Date: 2011-03-09
Type of information:
phase: 2
Announcement: enrollment of the first patients
Company: NeuroDerm (Israel)
Product: ND0611 Dermal Patch
Action mechanism: ND0611, a proprietary carbidopa liquid formula administered via a dermal patch, is designed to increase the bioavailability and efficacy of orally- administered levodopa and thus improve treatment of Parkinson’s disease. In pre-clinical studies, plasma concentrations of orally-administered levodopa showed markedly less fluctuation, higher area-under-the-curve values, and higher trough concentrations after continuous administration of ND0611 together with standard levodopa products (Sinemet®, Stalevo® and Sinemet® CR).

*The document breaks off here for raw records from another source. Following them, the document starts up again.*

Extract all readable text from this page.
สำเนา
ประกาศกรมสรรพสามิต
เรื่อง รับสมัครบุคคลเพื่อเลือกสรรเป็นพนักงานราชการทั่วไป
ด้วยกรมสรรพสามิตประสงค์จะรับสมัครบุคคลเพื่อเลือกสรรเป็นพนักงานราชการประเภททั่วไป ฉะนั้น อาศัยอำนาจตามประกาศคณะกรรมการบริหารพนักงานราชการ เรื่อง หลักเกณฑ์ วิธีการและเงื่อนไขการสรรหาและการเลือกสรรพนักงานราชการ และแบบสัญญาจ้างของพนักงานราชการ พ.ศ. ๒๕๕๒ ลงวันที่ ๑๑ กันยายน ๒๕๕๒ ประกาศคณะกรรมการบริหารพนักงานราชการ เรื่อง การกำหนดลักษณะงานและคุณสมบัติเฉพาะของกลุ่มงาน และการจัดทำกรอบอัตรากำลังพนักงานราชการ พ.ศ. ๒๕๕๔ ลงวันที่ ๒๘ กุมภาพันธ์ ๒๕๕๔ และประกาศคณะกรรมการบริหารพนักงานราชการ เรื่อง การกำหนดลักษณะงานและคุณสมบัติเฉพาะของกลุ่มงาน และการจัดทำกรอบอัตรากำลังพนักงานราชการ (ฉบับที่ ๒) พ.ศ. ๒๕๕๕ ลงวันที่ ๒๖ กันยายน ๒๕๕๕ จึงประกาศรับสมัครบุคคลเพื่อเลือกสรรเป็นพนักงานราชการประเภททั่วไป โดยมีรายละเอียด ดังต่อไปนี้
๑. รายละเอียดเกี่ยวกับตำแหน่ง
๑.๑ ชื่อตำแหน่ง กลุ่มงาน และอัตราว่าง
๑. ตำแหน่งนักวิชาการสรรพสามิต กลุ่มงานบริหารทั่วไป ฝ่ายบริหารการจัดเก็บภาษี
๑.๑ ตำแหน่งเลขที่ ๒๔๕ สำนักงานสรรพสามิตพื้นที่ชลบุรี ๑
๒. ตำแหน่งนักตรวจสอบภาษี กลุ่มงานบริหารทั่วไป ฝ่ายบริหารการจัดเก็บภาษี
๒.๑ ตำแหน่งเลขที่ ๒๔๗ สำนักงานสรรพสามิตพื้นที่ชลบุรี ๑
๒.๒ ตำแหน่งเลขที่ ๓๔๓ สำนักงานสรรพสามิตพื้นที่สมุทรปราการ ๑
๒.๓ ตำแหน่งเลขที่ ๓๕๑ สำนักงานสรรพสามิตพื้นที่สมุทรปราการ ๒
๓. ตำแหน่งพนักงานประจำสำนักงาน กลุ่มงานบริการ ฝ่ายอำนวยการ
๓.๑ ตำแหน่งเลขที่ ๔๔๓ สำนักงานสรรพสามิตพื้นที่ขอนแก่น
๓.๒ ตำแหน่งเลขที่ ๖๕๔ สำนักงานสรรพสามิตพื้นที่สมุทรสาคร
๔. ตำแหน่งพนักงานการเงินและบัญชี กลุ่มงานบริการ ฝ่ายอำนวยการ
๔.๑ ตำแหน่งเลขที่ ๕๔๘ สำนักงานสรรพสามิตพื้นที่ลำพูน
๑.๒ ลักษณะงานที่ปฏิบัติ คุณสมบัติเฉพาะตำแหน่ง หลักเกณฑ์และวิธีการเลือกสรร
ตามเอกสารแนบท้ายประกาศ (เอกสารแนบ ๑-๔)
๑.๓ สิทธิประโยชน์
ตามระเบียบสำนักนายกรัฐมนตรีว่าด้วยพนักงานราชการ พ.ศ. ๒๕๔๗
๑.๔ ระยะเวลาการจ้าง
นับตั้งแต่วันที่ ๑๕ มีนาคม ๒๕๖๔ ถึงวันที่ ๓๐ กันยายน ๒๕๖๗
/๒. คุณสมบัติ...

Disease: Parkinson’s disease
Therapeutic area: Neurodegenerative diseases - CNS diseases
Country:
Trial details: This double-blind, randomized, six-way crossover Phase I/II trial is designed to evaluate ND0611’s safety, tolerability, levodopa bioavailability, and preliminary clinical efficacy when administered with the three most commonly-used levodopa therapies (immediate-release Sinemet®, Sinemet®-CR, and Stalevo®) in 24 advanced Parkinson’s disease patients.
Latest
news: NeuroDerm has announced the enrollment of the first group of patients in its Phase I/II clinical trial of ND0611, a new patch for the treatment of Parkinson’s disease. A phase I trial in young, healthy volunteers demonstrated that ND0611, co-administered with Sinemet®, was safe and tolerable. It also showed that ND0611 increased levodopa clearance half-life, the duration of levodopa concentration in excess of a typical threshold for anti-Parkinsonian effect (1000ng/ml in plasma), and the area-under-the-concentration-time-curve of levodopa.
This double-blind, randomized, six-way crossover Phase I/II trial is supported by a grant of $1M by The Michael J. Fox Foundation for Parkinson’s Research as part of the Foundation’s prestigious Clinical Intervention Awards 2010 program. The company expects to complete this study by the end of 2011.